Act quickly to benefit from US-China trade war, says think tank

The Socio-Economic Research Centre says the electric and electronics sector stands to benefit from the US-China trade war. (Bernama pic)

KUALA LUMPUR: A research think tank says Malaysia can reap some benefits from the ongoing trade war between the US and China but warns that Putrajaya will need to act quickly to facilitate trade diversions and the relocation of businesses.

At a press briefing today, Socio-Economic Research Centre (SERC) executive director Lee Heng Guie said the electric and electronics sector could especially benefit from the trade war.

But he said this would depend on whether there is a potential for substitute products affected by the trade war and the constraints faced by companies, such as the shortage of labour.

He said investors in China and the US would be strategising on long-term diversification as the trade war passes the one-year mark.

“The lesson we can learn from the trade war is that we cannot put all our eggs into one basket.

“We have to continue to diversify sources of investments, suppliers, markets and products so that we are not at the mercy of the trade war.”

He advised Putrajaya to focus on strengthening its economic fundamentals and leveraging Malaysia’s strategic location, not just as a production centre but as a transhipment hub as well.

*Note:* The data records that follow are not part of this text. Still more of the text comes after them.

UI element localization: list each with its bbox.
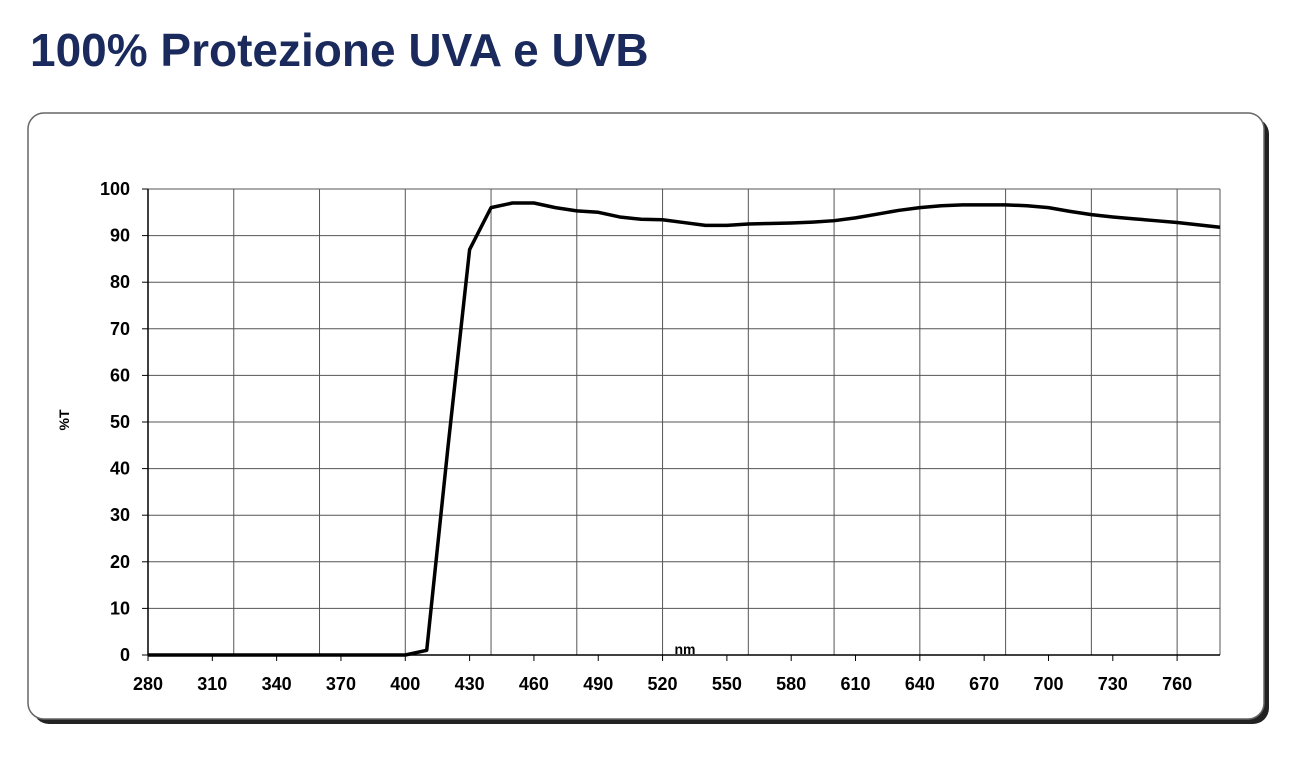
x-tick-label: 610 [840,674,870,694]
x-axis-label: nm [675,641,696,657]
x-tick-label: 370 [326,674,356,694]
x-tick-label: 310 [197,674,227,694]
x-tick-label: 640 [905,674,935,694]
y-tick-label: 60 [110,365,130,385]
y-tick-label: 10 [110,598,130,618]
x-tick-label: 700 [1033,674,1063,694]
x-tick-label: 670 [969,674,999,694]
x-tick-label: 580 [776,674,806,694]
x-tick-label: 400 [390,674,420,694]
x-tick-label: 460 [519,674,549,694]
x-tick-label: 730 [1098,674,1128,694]
x-tick-label: 340 [262,674,292,694]
x-tick-label: 760 [1162,674,1192,694]
y-tick-label: 70 [110,319,130,339]
x-tick-label: 280 [133,674,163,694]
y-tick-label: 20 [110,552,130,572]
x-tick-label: 550 [712,674,742,694]
x-tick-label: 430 [455,674,485,694]
x-tick-label: 520 [648,674,678,694]
data-line [148,201,1221,657]
y-tick-label: 90 [110,226,130,246]
y-tick-label: 80 [110,272,130,292]
y-axis-label: %T [56,409,72,430]
y-tick-label: 0 [120,645,130,665]
page-title: 100% Protezione UVA e UVB [30,24,649,76]
chart-box [27,112,1265,720]
y-tick-label: 30 [110,505,130,525]
y-tick-label: 40 [110,459,130,479]
y-tick-label: 50 [110,412,130,432]
x-tick-label: 490 [583,674,613,694]
y-tick-label: 100 [100,179,130,199]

“It can consider an export credit scheme for SMEs to build their export capacity, reduce export duty on raw materials, assist in the exploration of new markers and provide incentives to attract multinational companies to establish principal hubs in Malaysia,” he said.

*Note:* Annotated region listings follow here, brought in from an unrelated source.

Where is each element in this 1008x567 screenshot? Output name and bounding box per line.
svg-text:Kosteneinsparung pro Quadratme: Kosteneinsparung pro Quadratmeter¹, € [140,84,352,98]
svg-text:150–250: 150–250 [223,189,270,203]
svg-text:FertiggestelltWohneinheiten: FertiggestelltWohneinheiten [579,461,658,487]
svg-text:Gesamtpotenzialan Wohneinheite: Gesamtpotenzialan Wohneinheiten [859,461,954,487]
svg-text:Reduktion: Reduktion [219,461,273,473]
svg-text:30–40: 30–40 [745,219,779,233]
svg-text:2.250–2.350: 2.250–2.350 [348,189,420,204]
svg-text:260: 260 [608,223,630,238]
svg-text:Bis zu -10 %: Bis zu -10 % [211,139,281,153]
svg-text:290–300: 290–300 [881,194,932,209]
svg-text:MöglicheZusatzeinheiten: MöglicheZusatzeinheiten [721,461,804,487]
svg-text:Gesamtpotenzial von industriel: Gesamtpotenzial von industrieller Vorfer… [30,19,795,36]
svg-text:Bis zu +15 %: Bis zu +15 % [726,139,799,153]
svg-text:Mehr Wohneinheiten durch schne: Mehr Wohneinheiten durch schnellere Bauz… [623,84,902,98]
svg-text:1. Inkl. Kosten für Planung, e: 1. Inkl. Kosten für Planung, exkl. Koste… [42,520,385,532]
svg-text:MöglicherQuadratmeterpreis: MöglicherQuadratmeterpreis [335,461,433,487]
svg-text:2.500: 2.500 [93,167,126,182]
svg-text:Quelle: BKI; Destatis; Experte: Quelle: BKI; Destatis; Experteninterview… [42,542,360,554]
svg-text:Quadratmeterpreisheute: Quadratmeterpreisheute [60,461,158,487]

Lee urged the government to clarify the ongoing negotiations for the Comprehensive and Progressive Agreement for Trans-Pacific Partnership and expedite the Regional Comprehensive Economic Partnership.

He also urged the government to draw up plans to stimulate higher domestic investments and attract more quality foreign direct investments (FDI).

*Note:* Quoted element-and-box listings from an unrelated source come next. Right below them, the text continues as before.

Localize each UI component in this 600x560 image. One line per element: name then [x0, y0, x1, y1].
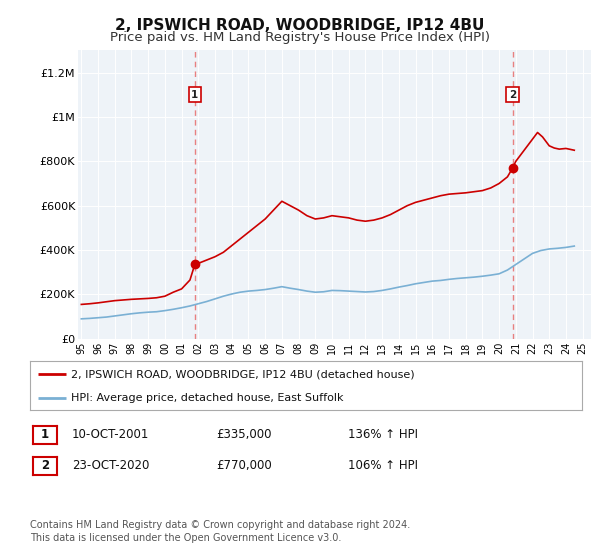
Text: 10-OCT-2001: 10-OCT-2001	[72, 428, 149, 441]
Text: This data is licensed under the Open Government Licence v3.0.: This data is licensed under the Open Gov…	[30, 533, 341, 543]
Text: 2: 2	[509, 90, 516, 100]
Text: 136% ↑ HPI: 136% ↑ HPI	[348, 428, 418, 441]
Text: Contains HM Land Registry data © Crown copyright and database right 2024.: Contains HM Land Registry data © Crown c…	[30, 520, 410, 530]
Text: Price paid vs. HM Land Registry's House Price Index (HPI): Price paid vs. HM Land Registry's House …	[110, 31, 490, 44]
Text: 2, IPSWICH ROAD, WOODBRIDGE, IP12 4BU: 2, IPSWICH ROAD, WOODBRIDGE, IP12 4BU	[115, 18, 485, 33]
Text: HPI: Average price, detached house, East Suffolk: HPI: Average price, detached house, East…	[71, 393, 344, 403]
Text: 2: 2	[41, 459, 49, 473]
Text: 23-OCT-2020: 23-OCT-2020	[72, 459, 149, 473]
Text: 1: 1	[41, 428, 49, 441]
Text: £770,000: £770,000	[216, 459, 272, 473]
Text: 106% ↑ HPI: 106% ↑ HPI	[348, 459, 418, 473]
Text: £335,000: £335,000	[216, 428, 271, 441]
Text: 1: 1	[191, 90, 199, 100]
Text: 2, IPSWICH ROAD, WOODBRIDGE, IP12 4BU (detached house): 2, IPSWICH ROAD, WOODBRIDGE, IP12 4BU (d…	[71, 370, 415, 380]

“We have attracted a lot of approved FDI but our approved domestic direct investments (DDI) continue to contract in the first quarter of the year by almost 30.5%.

“We need to balance the contribution between FDI and DDI.”

He suggested that the government look into ways to ease the costs of doing business, reduce regulatory requirements, review investment incentives and expedite incentives announced in Budget 2019.